There's more to economic data than the jobless numbers. And on a day like today, thank heavens that's the case. The awful May jobs payroll report dominated headlines, drove the political narrative and caused stocks to fall by about two percent on Friday. The number — 69,000 jobs created — was uncomfortably close to zero and quickly led many analysts to claim the U.S. economy was approaching stall speed.

But there was plenty of other news to digest. It was all pretty much non-tragic. Some of it was even good.

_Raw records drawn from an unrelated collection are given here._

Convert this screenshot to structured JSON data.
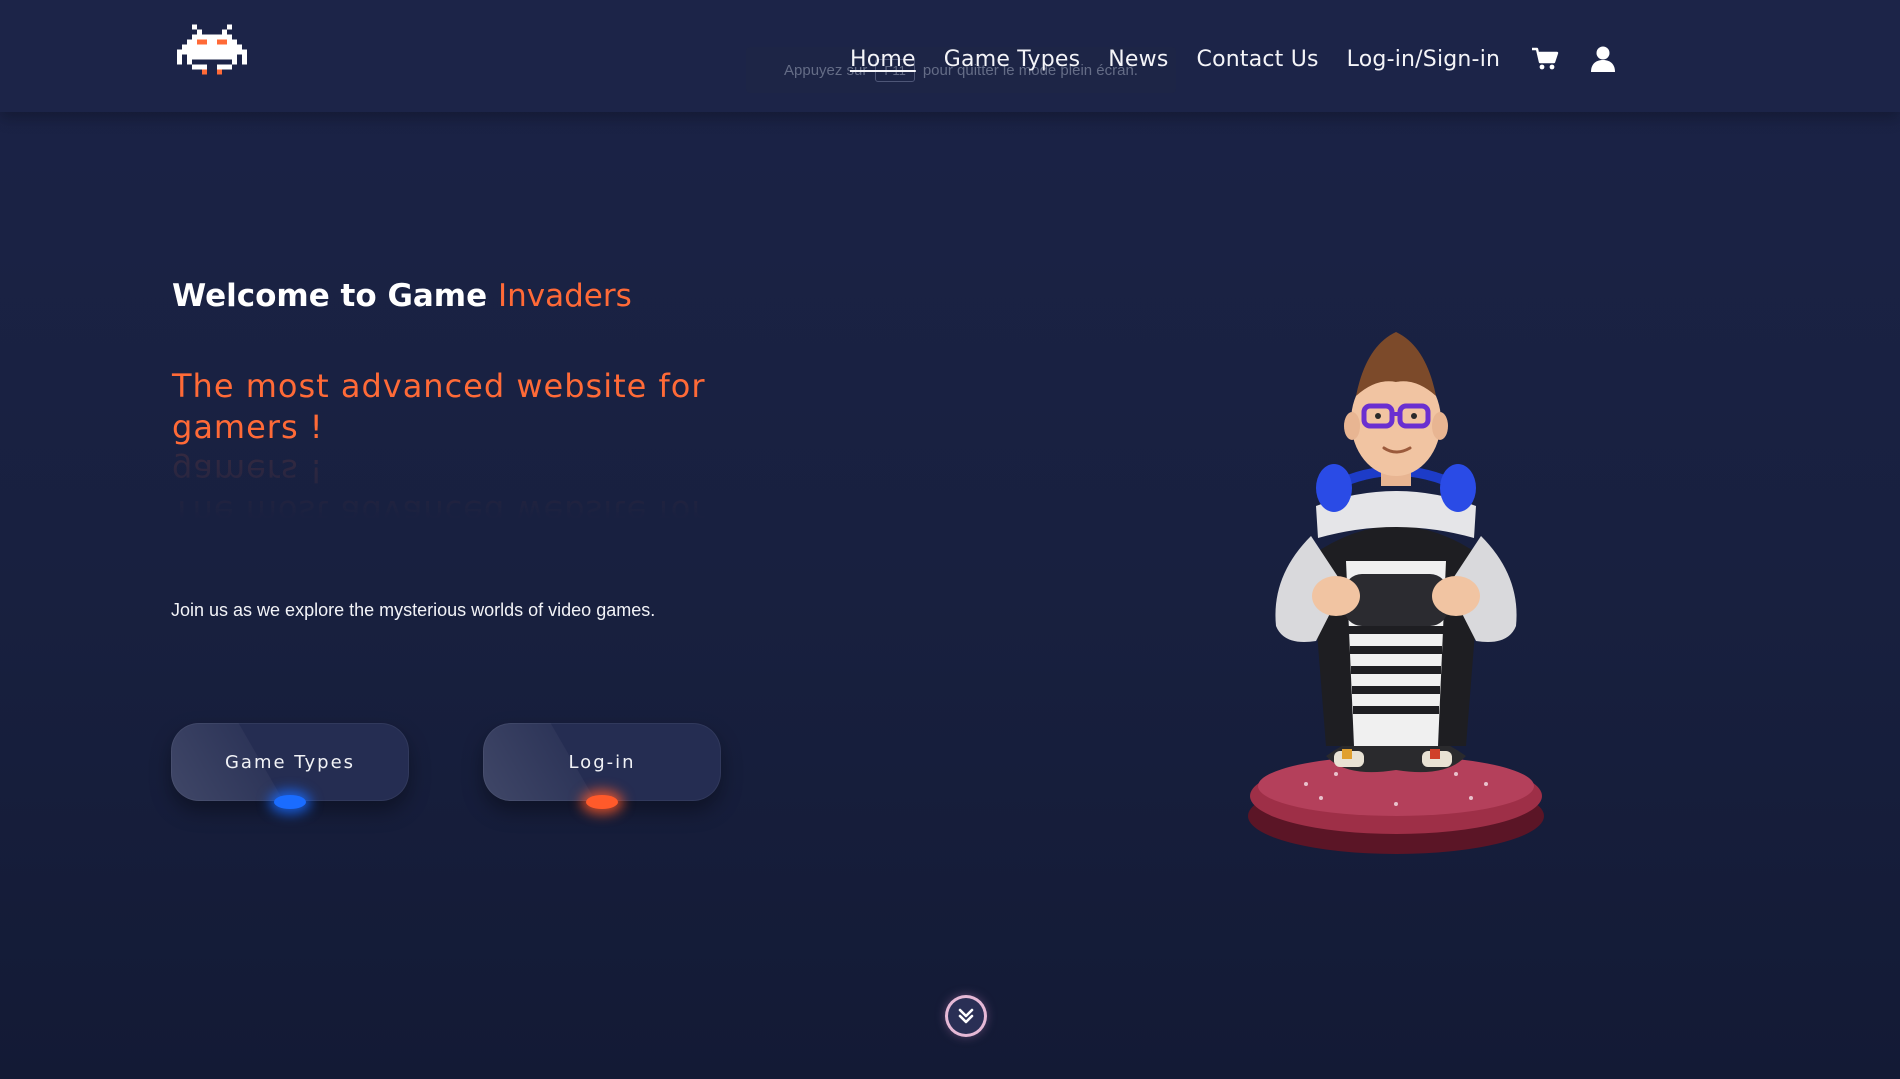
{
  "header": {
    "logo_icon": "space-invader-icon",
    "fullscreen_notice": {
      "before": "Appuyez sur",
      "key": "F11",
      "after": "pour quitter le mode plein écran."
    },
    "nav": {
      "home": "Home",
      "game_types": "Game Types",
      "news": "News",
      "contact": "Contact Us",
      "login_signin": "Log-in/Sign-in"
    },
    "icons": [
      "cart-icon",
      "user-icon"
    ]
  },
  "hero": {
    "welcome_prefix": "Welcome to Game",
    "welcome_accent": "Invaders",
    "tagline_line1": "The most advanced website for",
    "tagline_line2": "gamers !",
    "intro": "Join us as we explore the mysterious worlds of video games.",
    "buttons": {
      "game_types": "Game Types",
      "login": "Log-in"
    },
    "figure_icon": "gamer-character-illustration",
    "scroll_icon": "double-chevron-down-icon"
  },
  "colors": {
    "background": "#18203f",
    "header": "#1c2448",
    "accent_orange": "#ff6a37",
    "glow_blue": "#1a6cff",
    "glow_orange": "#ff5a2a",
    "button": "#252d52"
  }
}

At 8:30 a.m., the same instant that the Bureau of Labor Statistics delivered the buzzkill jobs report, the Commerce Department reported on personal income and spending for April. The result: Personal income rose .2 percent in April from March, and the March figure was revised upward to a gain of .4 percent. The savings rate dipped down to 3.4 percent. In other words, in April, Americans earned more than they did in March, and they spent a higher chunk of those earnings than they did in March.

Signs of Growth

Construction spending rose .3 percent in April from March, and was up 6.8 percent from April 2011, led by a strong increase in residential construction spending.

Later in the morning, the Institute for Supply Management published its May report on manufacturing business. Any reading over 50 indicates expansion in the manufacturing sector. It came in at 53.5, down from 54.8 in April, but still solidly in positive territory. The new orders component of the index rose significantly.

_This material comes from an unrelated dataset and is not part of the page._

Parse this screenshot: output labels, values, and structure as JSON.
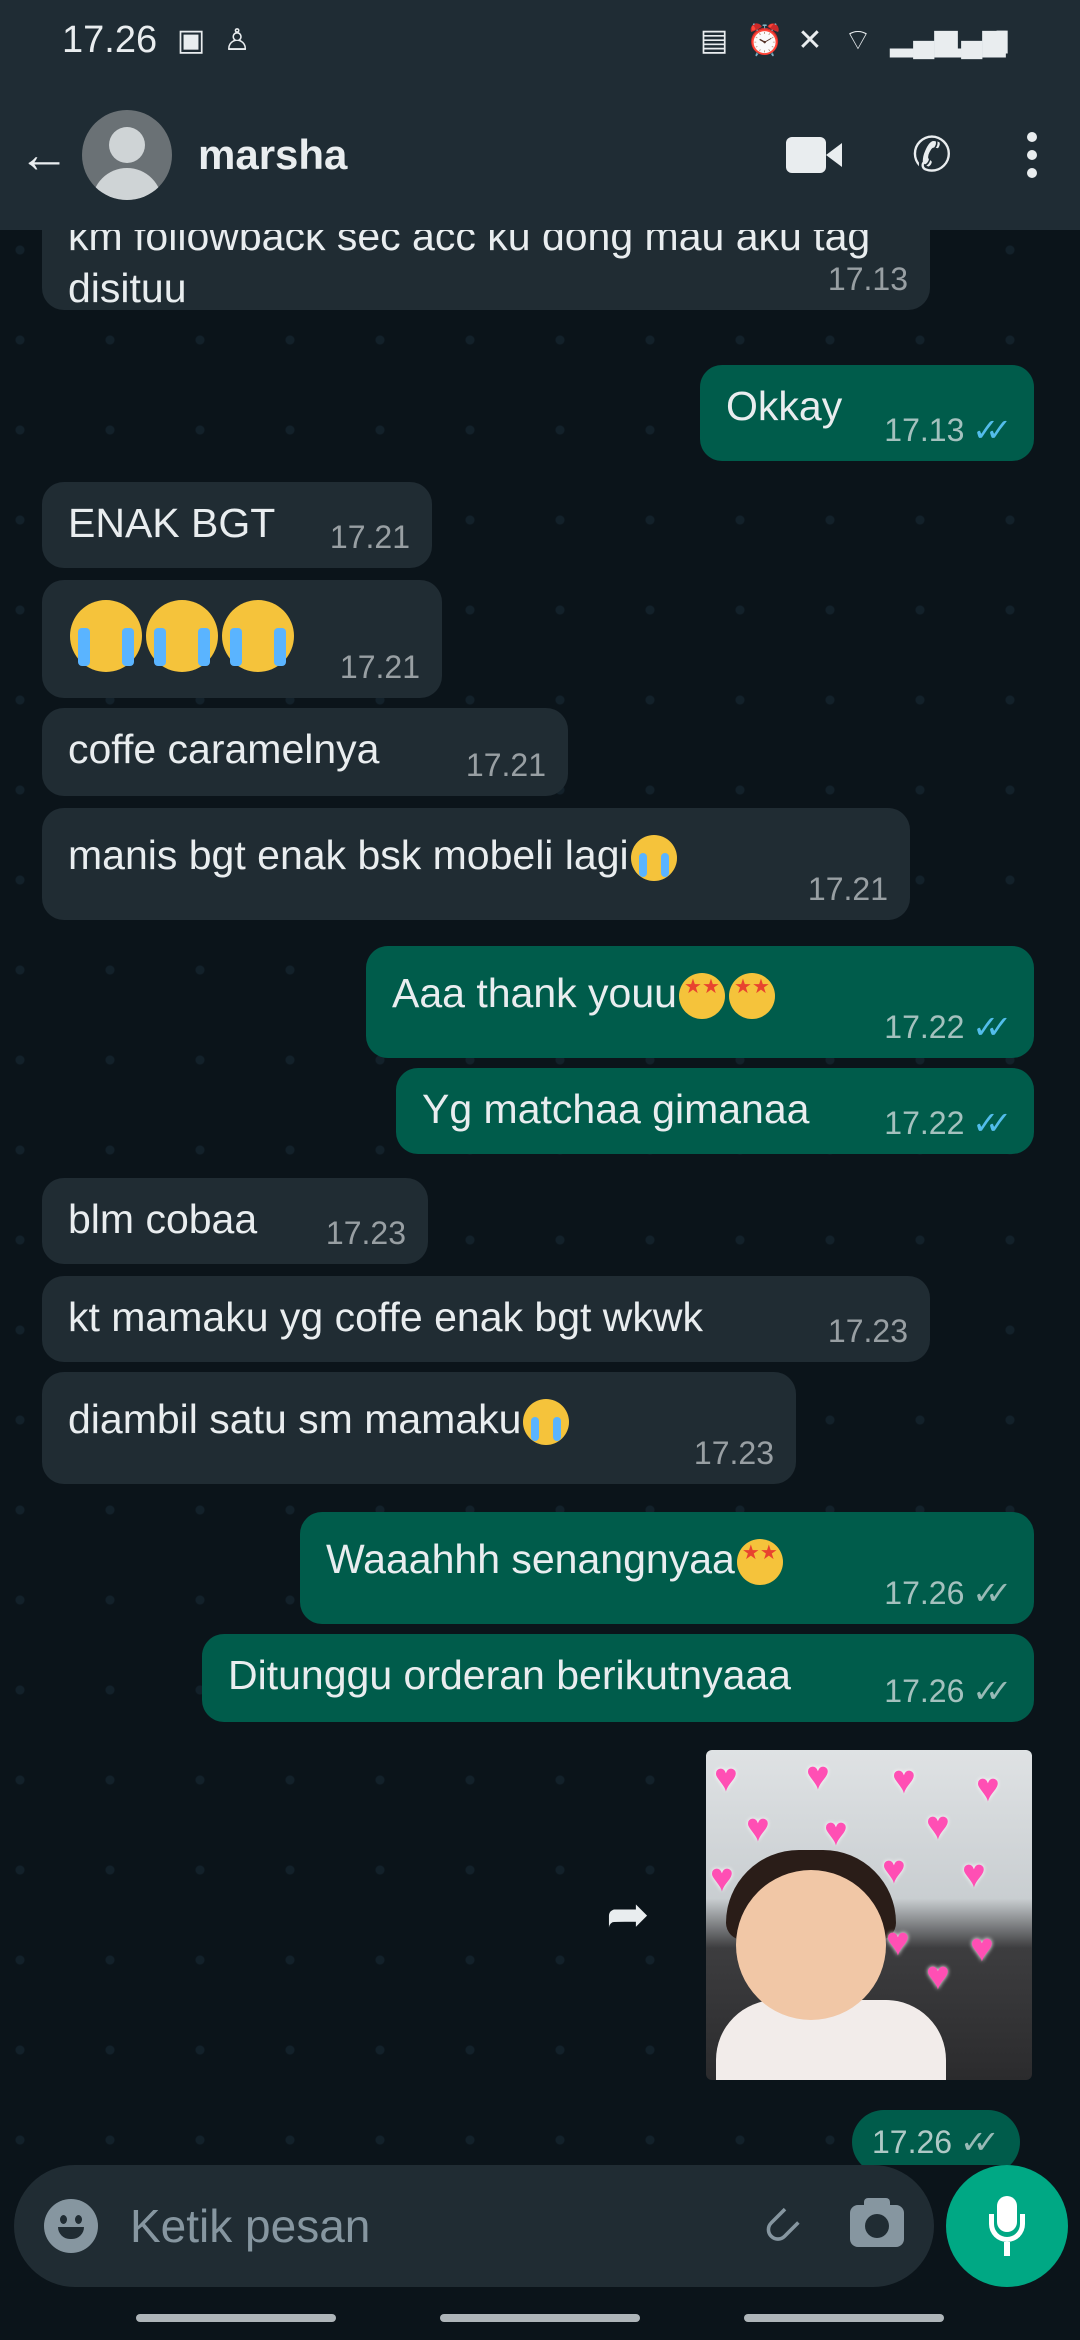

Throughout the day, auto sales trickled in. Auto sales are an extremely important metric. Cars are the biggest retail industry and the biggest manufacturing industry in the U.S. They represent big-ticket purchases that require the extension of significant credit. And by and large, the figures for May 2012 were positive. Chrysler reported that sales were up 30 percent from a year ago, while GM's sales rose 13 percent and Ford's rose 11 percent. Foreign-based auto companies staged even more dramatic increases. Toyota's sales were up 90 percent in May 2012 from May 2011 (a month in which its sales were heavily impacted by the tsunami), while Honda's rose 47 percent. It's likely the pace of car sales in May from April.

Construction spending, income, and car sales all speak to real, measurable activity in the economy. The data are all consistent with growth — not impressive growth, but growth nonetheless. Macroeconomic Advisers, which plugs every bit of new incoming data into its existing model and continually updates its projections, said today that, after the flurry of data this week, it believes the U.S. economy is growing at a 2.4 percent rate in the current quarter. That's faster than the rate of growth in the first quarter.

So, yes, the jobs number was poor. And it shouldn't be ignored. There is a crisis of unemployment in this country and our policymakers aren't doing anything about it. But the jobs report was something of an outlier among Friday's flurry of economic data. In and of itself, the addition of 69,000 jobs in a month does not signify that the economy has lost the capacity to grow, or even that it's slowing down.

Daniel Gross is economics editor at Yahoo! Finance.